No one predicted the gravity of the storm or how it would impact the region. New York Gov. Andrew Cuomo, estimating damage at more than $40 billion, asked Congress for billions in aid. With a toehold in New York City, the fashion industry felt the impact in ways that extended beyond simple store closures. Orders were delayed, showroom appointments canceled and offices were closed, sometimes for days, as industry hands worked to cobble their way back to normalcy.
With the all-important holiday season and Black Friday looming, many retailers reopened as soon as possible, but consumers, many of whom were dealing with Sandy’s aftermath, kept their dollars for home repairs and necessary supplies.
What resulted was an inventory build-up and price markdowns, as stores worked to clear the shelves for new deliveries. Dismal November comparable-store sales, which encompassed the start of Sandy’s wrath on Oct. 28, reflected the spending clawback, as monthly sales rose 1.7 percent, much less than the 4.5 percent to 5.5 percent expected by experts.

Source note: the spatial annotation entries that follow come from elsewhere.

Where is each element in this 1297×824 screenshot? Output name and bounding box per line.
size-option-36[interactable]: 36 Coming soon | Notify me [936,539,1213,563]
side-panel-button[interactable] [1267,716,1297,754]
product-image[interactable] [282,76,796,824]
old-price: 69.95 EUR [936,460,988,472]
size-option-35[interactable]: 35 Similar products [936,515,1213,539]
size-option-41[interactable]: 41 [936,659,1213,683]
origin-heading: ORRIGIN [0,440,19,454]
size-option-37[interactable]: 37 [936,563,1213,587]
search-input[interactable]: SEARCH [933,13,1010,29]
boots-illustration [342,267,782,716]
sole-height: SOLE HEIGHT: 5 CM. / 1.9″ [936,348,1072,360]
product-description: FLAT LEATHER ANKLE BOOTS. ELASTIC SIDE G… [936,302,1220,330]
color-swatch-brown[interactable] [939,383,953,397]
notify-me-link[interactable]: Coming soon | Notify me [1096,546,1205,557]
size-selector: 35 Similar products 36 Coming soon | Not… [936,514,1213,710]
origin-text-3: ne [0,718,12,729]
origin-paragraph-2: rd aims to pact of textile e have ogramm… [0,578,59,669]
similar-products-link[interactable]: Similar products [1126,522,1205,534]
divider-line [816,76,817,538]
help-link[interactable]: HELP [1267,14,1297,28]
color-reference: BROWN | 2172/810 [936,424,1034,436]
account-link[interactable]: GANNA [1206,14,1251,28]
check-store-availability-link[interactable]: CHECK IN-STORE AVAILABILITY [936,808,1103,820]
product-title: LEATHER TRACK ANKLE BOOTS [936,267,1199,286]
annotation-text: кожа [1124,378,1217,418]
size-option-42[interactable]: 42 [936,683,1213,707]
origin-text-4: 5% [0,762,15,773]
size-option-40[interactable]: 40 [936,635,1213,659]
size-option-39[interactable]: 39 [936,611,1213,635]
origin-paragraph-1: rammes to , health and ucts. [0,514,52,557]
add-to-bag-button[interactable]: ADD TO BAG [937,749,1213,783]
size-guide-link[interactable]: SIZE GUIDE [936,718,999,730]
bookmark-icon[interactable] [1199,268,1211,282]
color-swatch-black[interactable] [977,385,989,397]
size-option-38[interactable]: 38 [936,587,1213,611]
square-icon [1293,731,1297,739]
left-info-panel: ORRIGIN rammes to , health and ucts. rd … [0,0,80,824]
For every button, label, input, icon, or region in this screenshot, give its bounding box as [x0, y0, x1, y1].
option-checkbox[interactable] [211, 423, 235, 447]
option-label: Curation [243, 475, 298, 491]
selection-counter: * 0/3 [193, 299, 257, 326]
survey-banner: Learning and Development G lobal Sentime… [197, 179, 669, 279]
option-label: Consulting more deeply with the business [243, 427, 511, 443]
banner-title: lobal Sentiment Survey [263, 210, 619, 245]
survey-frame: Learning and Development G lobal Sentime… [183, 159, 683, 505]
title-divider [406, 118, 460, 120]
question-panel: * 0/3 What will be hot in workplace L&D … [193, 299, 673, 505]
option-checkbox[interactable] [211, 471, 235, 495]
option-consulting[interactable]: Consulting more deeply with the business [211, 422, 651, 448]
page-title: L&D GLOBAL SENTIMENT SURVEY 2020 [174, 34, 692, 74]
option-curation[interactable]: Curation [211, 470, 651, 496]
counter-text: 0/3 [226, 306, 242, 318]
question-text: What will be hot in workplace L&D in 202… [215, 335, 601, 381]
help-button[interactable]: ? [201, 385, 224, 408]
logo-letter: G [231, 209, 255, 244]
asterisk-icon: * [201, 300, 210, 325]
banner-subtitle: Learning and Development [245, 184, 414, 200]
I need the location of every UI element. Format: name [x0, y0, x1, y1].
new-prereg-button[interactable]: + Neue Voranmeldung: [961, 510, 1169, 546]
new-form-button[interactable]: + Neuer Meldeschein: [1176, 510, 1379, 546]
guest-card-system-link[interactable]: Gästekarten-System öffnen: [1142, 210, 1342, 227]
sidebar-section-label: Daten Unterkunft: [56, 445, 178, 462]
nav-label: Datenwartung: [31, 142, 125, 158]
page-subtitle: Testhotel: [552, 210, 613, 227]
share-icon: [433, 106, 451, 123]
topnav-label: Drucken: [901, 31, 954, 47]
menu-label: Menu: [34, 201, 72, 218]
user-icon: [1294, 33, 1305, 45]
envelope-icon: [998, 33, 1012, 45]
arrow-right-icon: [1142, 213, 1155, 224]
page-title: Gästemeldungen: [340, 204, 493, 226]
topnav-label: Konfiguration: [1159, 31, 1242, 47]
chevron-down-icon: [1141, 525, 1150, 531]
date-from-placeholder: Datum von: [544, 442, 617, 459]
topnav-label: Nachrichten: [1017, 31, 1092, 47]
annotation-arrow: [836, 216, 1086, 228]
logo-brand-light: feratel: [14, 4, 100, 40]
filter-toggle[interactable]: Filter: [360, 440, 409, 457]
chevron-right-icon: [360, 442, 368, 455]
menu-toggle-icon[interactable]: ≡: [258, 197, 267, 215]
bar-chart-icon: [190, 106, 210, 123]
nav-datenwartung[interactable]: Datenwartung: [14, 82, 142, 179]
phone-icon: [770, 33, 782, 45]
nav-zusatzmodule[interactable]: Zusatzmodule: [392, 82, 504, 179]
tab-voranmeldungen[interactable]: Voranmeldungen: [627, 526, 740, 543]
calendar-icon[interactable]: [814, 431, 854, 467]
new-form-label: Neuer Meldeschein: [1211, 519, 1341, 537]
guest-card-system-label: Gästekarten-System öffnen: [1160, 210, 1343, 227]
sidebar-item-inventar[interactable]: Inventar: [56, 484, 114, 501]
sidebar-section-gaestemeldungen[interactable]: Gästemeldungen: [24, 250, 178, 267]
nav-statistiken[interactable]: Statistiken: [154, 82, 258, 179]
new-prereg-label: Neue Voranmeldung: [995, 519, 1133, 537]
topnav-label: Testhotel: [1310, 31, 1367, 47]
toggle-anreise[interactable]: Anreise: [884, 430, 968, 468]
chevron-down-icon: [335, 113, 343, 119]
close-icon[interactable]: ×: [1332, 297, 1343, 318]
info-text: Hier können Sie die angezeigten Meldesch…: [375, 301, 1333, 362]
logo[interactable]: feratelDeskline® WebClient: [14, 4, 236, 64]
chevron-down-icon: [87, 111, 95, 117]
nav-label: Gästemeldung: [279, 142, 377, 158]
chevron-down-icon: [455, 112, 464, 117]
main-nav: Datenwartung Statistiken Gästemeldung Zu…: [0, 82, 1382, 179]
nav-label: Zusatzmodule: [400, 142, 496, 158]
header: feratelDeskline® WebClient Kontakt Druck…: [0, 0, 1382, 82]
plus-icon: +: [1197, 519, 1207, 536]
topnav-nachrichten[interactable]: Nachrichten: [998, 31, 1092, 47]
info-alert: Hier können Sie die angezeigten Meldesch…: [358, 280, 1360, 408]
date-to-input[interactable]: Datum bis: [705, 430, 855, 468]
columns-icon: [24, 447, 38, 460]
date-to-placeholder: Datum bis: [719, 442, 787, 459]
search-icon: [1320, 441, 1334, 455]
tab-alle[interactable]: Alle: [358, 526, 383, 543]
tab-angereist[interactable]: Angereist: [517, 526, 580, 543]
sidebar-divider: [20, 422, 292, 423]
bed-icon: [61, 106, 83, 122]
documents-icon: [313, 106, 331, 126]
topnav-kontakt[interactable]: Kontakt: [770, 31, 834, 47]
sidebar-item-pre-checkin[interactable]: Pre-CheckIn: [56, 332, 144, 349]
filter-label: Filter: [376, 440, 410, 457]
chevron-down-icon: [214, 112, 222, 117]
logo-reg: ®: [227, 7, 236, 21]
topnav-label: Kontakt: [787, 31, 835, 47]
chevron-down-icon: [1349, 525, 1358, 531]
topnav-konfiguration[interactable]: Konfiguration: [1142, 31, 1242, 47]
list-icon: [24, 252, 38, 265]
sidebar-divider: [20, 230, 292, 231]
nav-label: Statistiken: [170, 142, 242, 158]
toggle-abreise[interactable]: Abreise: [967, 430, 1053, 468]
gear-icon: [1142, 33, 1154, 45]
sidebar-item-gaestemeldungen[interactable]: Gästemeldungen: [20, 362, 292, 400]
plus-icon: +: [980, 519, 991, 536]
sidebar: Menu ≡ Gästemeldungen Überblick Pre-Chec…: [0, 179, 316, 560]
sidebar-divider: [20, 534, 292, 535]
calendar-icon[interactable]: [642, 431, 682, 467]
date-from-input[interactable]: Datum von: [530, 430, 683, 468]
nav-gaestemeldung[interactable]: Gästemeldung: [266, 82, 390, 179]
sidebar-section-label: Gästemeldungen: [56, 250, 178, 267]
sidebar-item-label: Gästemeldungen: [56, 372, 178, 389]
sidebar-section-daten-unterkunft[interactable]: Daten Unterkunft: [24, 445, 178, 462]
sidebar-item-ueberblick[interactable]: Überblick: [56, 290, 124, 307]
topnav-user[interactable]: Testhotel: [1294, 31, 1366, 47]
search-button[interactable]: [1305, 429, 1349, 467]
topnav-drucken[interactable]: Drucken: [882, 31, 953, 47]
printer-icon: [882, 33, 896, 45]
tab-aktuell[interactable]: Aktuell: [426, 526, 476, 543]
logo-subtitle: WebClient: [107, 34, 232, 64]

Retailers reporting comps on Nov. 29 cited Sandy for the soft sales, including Macy’s Inc., Nordstrom Inc. and Kohl’s Corp.
“Despite the largest-volume Thanksgiving weekend in our company’s history, we were not able to overcome the weak start to the month, which included the disruption of Hurricane Sandy,” said Terry J. Lundgren, Macy’s chairman, president and chief executive officer. “Yet we remain on track to deliver a very strong sales performance in the fourth quarter.”
Macy’s finished November with a 0.7 percent decline in comparable-store sales, below the 1.5 percent advance estimated by analysts.
Nordstrom also recorded a rare decline as comps fell 1.1 percent, while Kohl’s registered a 5.6 percent dip in monthly sales.
Saks Inc. lowered its sales forecast for the fourth quarter, citing Sandy’s impact. Noting that many stores were in the path of the storm’s epicenter, Stephen I. Sadove, chairman and ceo, said, “As much as 55 percent of our business was affected. New York alone is 20 percent. In the Northeast, we saw a substantial drop on the Internet,” because people did not have electricity.
Analysts weren’t completely convinced that the results could be squarely blamed on Sandy, as many of the companies blaming the storm didn’t even have a broad store base in the hardest-hit regions. For example, only about 7 percent of Nordstrom’s 238-store fleet was based in the Tristate area, experts noted.
“A lot of people are blaming Sandy, but natural or unnatural events don’t destroy demand. It displaces it,” Craig Johnson, president of Customer Growth Partners, said.
He added Sandy was merely a blip, and that it wouldn’t materially impact retailers. November was part of a larger trend that indicates a deceleration in spending.
“We’re in for a lackluster Christmas,” Johnson said, adding that holiday will likely be up 2.8 percent over last year, which is in line with 2007 levels of 2.5 percent growth.
Whether consumer spending is slowing naturally, or if Sandy’s damage is a catalyst for the pullback, analysts did acknowledge the storm’s effect on retail.
“I don’t think the impact of Sandy can be ignored,” said Matthew Rahn, a principal at A.T. Kearney’s retail practice. “The question is, did that impact holiday spending or did that delay it?”
That’s still an open question, and one that will unfold in the coming weeks. More long-term is whether there will be a spending boost from rebuilding efforts.
One thing is for certain: retailers will have to work their magic not only to clear out any excess inventory in advance of Christmas, but also to continue to keep the cash-strapped consumer coming back for more.